# CLARK STANLEY'S SNAKE OIL LINIMENT



## cookie (Aug 15, 2011)

Picture...


----------



## botlguy (Aug 16, 2011)

Please, let's see the rest of it. LIKE it a lot.


----------



## RIBottleguy (Aug 16, 2011)

They aren't rare, but neither are they common.  There's a bunch of different version, yours looks to be the "for horses" one.  When one thinks of snake oil this is likely the bottle that started it all.


----------



## GuntherHess (Aug 16, 2011)

I have noted at least three versions and they all typical sell about the same price.


----------



## bostaurus (Aug 16, 2011)

I have the "best horse liniment.." and have seen one that leaves off the horse liniment part...what is the other variant?


----------



## GuntherHess (Aug 16, 2011)

There is a little 4" version , a sample maybe? Does your 6" one say 4 fl oz on it?


----------



## bostaurus (Aug 16, 2011)

It says, "Clark Stanley's Snake Oil Liniment For Rheumatism and Neuralgia Best Horse Liniment In The World"   spread out on three of the four panels, one panel slick and no measurement anywhere.

 Does the 4" one have all that embossing on it?


----------



## cookie (Aug 16, 2011)

Picture


----------



## cookie (Aug 16, 2011)

picture


----------



## cookie (Aug 16, 2011)

picture


----------



## GuntherHess (Aug 16, 2011)

> Does the 4" one have all that embossing on it?


 
 no


----------



## VTdigger (Aug 16, 2011)

I have one, it's One of my favorite bottles I ever dug, it just says, Clark Stanley's Snake Oil once I dug that I knew the dump was gonna be a good one.
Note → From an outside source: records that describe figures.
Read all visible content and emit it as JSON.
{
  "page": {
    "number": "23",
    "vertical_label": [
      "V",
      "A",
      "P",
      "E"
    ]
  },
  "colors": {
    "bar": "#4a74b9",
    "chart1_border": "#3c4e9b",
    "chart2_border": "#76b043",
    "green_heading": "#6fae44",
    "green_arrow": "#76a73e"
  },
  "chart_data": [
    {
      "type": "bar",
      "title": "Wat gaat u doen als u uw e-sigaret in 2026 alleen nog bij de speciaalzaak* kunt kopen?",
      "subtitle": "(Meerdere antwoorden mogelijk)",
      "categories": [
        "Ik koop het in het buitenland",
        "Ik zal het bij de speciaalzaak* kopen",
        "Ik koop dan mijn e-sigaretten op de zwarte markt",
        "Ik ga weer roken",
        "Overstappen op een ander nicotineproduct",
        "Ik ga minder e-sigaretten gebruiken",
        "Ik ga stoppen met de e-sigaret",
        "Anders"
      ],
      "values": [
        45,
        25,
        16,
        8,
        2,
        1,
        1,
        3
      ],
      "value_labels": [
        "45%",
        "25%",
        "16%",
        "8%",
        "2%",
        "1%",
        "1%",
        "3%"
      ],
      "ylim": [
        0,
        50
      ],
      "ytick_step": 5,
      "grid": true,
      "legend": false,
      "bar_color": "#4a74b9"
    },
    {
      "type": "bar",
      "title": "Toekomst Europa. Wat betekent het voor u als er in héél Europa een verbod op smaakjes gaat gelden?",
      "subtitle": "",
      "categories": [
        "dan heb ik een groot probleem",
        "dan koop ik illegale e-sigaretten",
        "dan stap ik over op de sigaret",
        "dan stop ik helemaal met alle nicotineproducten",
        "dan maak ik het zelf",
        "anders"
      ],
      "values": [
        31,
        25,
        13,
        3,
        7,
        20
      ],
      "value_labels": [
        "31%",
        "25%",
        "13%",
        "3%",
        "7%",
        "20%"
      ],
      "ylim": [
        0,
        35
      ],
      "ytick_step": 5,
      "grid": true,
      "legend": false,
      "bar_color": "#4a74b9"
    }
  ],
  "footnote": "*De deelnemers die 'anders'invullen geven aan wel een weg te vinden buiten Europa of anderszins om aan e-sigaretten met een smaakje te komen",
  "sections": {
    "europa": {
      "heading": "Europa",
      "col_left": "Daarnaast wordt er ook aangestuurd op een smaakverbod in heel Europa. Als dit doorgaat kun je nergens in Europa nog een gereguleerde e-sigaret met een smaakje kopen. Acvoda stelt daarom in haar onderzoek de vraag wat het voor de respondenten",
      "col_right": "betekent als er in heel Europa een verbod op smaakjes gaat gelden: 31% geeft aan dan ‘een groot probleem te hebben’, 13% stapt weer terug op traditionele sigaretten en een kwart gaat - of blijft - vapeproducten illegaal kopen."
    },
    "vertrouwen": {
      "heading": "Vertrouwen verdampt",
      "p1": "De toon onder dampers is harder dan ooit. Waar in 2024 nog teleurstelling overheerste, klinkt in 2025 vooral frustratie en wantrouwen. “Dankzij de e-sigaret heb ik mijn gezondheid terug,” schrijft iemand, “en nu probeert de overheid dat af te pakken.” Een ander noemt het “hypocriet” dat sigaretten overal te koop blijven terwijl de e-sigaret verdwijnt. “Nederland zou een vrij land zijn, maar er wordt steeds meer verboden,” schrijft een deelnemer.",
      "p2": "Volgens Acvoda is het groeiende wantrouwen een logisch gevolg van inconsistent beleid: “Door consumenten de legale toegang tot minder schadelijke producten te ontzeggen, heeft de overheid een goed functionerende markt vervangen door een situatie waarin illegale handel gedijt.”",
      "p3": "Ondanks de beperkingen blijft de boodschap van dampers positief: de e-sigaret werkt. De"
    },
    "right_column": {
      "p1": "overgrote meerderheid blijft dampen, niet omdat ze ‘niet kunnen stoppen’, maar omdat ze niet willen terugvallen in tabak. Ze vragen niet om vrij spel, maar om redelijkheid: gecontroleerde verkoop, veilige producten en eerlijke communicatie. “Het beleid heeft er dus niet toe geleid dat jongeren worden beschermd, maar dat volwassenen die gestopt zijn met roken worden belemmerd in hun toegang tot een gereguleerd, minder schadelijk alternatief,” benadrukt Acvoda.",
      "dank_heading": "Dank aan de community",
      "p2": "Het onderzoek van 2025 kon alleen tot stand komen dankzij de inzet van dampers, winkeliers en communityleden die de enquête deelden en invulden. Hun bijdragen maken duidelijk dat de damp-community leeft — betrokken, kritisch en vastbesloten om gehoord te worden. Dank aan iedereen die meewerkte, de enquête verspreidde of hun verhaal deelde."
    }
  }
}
I want to gather a collection of different kinds of Snake oil bottles I love em.


----------



## GuntherHess (Aug 16, 2011)

There's only a couple embossed snake oil bottles tha I know of.


----------



## RIBottleguy (Aug 16, 2011)

The Little Rhody Bottle Club site lists 6 different versions.  There are the three large ones (one plain, one embossed 4oz.), 2oz. and a 1.5oz. samples, and a 1.5oz. without the ounces embossed.  It says it comes in aqua too but I've never seen one, it's probably an error.


----------



## RIBottleguy (Aug 16, 2011)

Some pictures (unembossed 1.5oz., embossed 1.5. ounce, embossed 4oz.), not to scale lol


----------



## JOETHECROW (Aug 16, 2011)

Member Annie 44 has an early aqua embossed example.... 

 I used to dig these quite often, and thought perhaps this was a later label only example due to it being true to the bottles original shape and size....Always thought the snake oil bottles were cool.


----------



## GuntherHess (Aug 17, 2011)

The only snake oil bottles I can think of are the Clark Stanley bottles and the Rattlesnake Oil bottles from Arizona.


----------